SaveState
pip install savestate
Documentation: https://mrthearman.github.io/savestate/
Source Code: https://github.com/MrThearMan/savestate/
Contributing: https://github.com/MrThearMan/savestate/blob/main/CONTRIBUTING.md
SaveState is a cross-platform fast file storage for arbitrary python objects. It's similar to python's builtin shelve module, but aims to be more performant on Windows while being cross-platform compatible.
Savestate is inspired by semidbm2, with a more modern interface. mapping-like functions, a context manager, and support for arbitrary python objects.
Implementation details
- Pure python
- No requirements or dependencies
- A dict-like interface (no unions)
- Same, single file on Windows and Linux (unlike shelve)
- Key and value integrity can be evaluated with a checksum, which will detect data corruption on key access.
- Recovery from missing bytes at the end of the file, or small amounts of corrupted data in the middle
- Both values AND keys put in savestate must support pickling. Note the security implications of this!

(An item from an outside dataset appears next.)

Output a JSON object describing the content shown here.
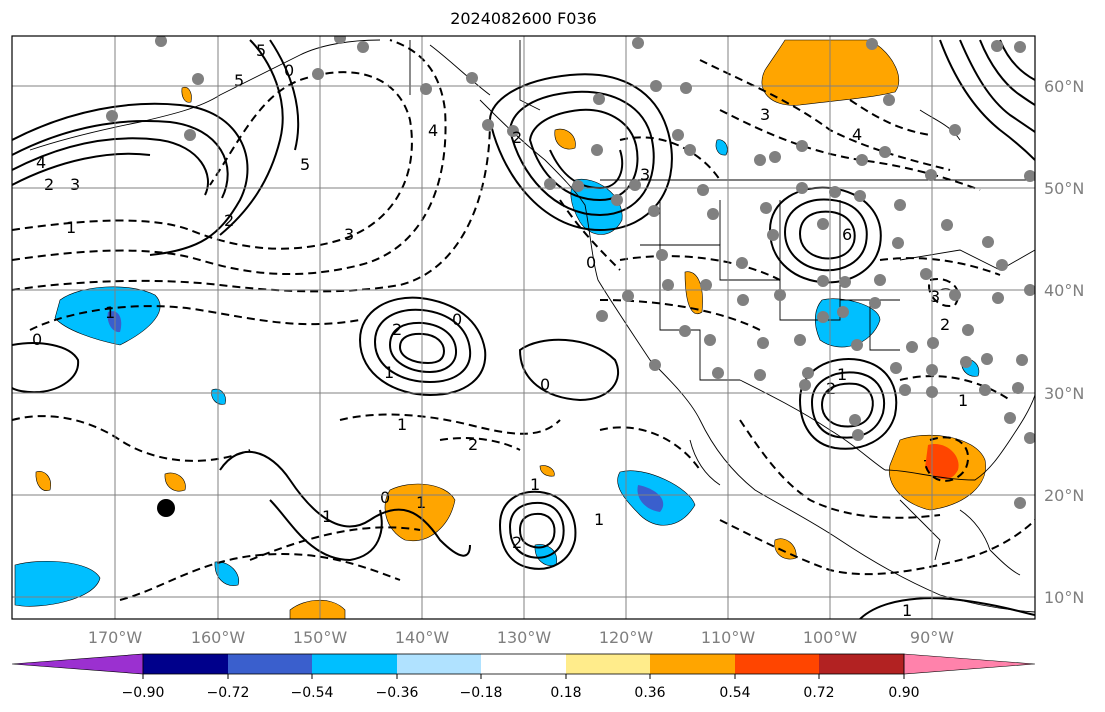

- This means that you can use arbitrary objects as keys if they support pickle (unlike shelve)
- All the keys of the savestate are kept in memory, which limits the savestate size (not a problem for most applications)
- NOT Thread safe, so cannot be accessed by multiple processes
- File is append-only, so the more non-read operations you do, the more the file size is going to balloon
- However, you can compact the savestate, usually on savestate.close(), which will replace the savestate with a new file with only the current non-deleted data. This will impact performance a little, but not by much
Performance
- About 50-60% of the performance of shelve with gdbm (linux), but >5000% compared to shelve with dumbdbm (windows) (>20000% for deletes!)
- Performance is more favorable with large keys and values when compared to gdbm, but gdbm is still faster on subsequent reads/writes thanks to its caching
- A dbm-mode for about double the speed of regular mode, but only string-type keys and values
- This is about 25-30% of the performance of gdbm on its own.
- Note: Values will be returned in bytes form!
Source code includes a benchmark that you can run to get more accurate performance on your specific machine.